Perhaps it is unfair to blame a young conductor for treating repeat marks in a cavalier manner that has, after all, been shared by many of his colleagues, including highly celebrated ones, over the years. But I think times have changed to the point where thinking you know better than Mozart how to shape a musical form is no longer acceptable behavior. The scores of the two works in question contain, spread across their seven movements, eighteen repeat marks, and to ignore as many as ten of them surely counts as cavalier. Nor was there any shortage of time to justify Kirov’s decisions on logistical grounds, since the program took only an hour and 35 minutes to perform, including intermission and the conductor’s quite expansive spoken comments.

I am the more inclined to make an issue of the question of interpretative presumptuousness because, despite his obvious talent, I could not rid myself of the impression that there is something a little too self-indulgent—self-advertising, I might almost say—in Kirov’s manner of conducting.

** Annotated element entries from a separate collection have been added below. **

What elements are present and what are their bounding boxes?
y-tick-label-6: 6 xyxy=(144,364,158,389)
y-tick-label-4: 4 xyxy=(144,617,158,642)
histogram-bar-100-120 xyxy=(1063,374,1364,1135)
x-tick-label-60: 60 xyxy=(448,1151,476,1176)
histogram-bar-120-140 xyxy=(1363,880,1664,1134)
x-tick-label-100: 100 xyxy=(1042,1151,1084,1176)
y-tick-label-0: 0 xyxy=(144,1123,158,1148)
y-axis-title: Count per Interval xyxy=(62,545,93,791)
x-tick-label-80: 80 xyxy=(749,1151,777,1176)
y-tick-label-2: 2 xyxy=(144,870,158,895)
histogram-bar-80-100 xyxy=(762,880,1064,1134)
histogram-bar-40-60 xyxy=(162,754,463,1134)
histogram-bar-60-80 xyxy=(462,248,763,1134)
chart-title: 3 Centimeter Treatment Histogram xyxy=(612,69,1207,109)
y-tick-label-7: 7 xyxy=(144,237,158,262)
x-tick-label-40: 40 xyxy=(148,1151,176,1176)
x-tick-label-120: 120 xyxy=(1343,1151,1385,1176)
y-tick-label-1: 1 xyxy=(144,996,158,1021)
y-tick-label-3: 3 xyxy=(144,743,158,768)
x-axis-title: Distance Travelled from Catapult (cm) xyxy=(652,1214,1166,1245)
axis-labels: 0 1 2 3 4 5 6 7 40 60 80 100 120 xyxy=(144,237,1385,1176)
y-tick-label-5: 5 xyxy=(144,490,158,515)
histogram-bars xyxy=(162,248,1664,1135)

In the preceding weeks, the work of guest conductors Thomas Dausgaard and Andrew Manze had certainly not been lacking in dramatic, at times even histrionic, gesture—but in both their cases the gesture emerged convincingly out of the sense of the music, whereas Kirov seemed to be putting the rhetoric in from outside.

Enough carping—there was indeed much to enjoy in the orchestra’s playing, and nothing to complain about in Kirov’s pacing of either work. The other Mozart piece on the program, the motet Exsultate, jubilate, was also well done: it is a pleasure to note that soprano Maria Mannisto seemed to have eradicated a tendency to let the ends of phrases fade away, which  troubled me slightly in an earlier encounter with her fine voice and assured musicianship.

The segment of the afternoon that wasn’t Mozart offered a rare and welcome chance to hear music by Karl Ditters von Dittersdorf, who was not only a skillful composer, but used on occasion to play chamber music in Vienna with Haydn, Mozart, and Mozart’s father, Leopold. His Sinfonia concertante proved, without storming the heavens, to be a thoroughly enjoyable piece. Susan Gulkis Assadi’s account of the solo viola part was characteristically rich-toned and stylishly phrased. Jordan Anderson tackled the double-bass solo with similar conviction, though playing solo double-bass in a 2,500-seat auditorium is a somewhat thankless assignment—it would certainly have sounded more effective in the smaller Nordstrom Recital Hall.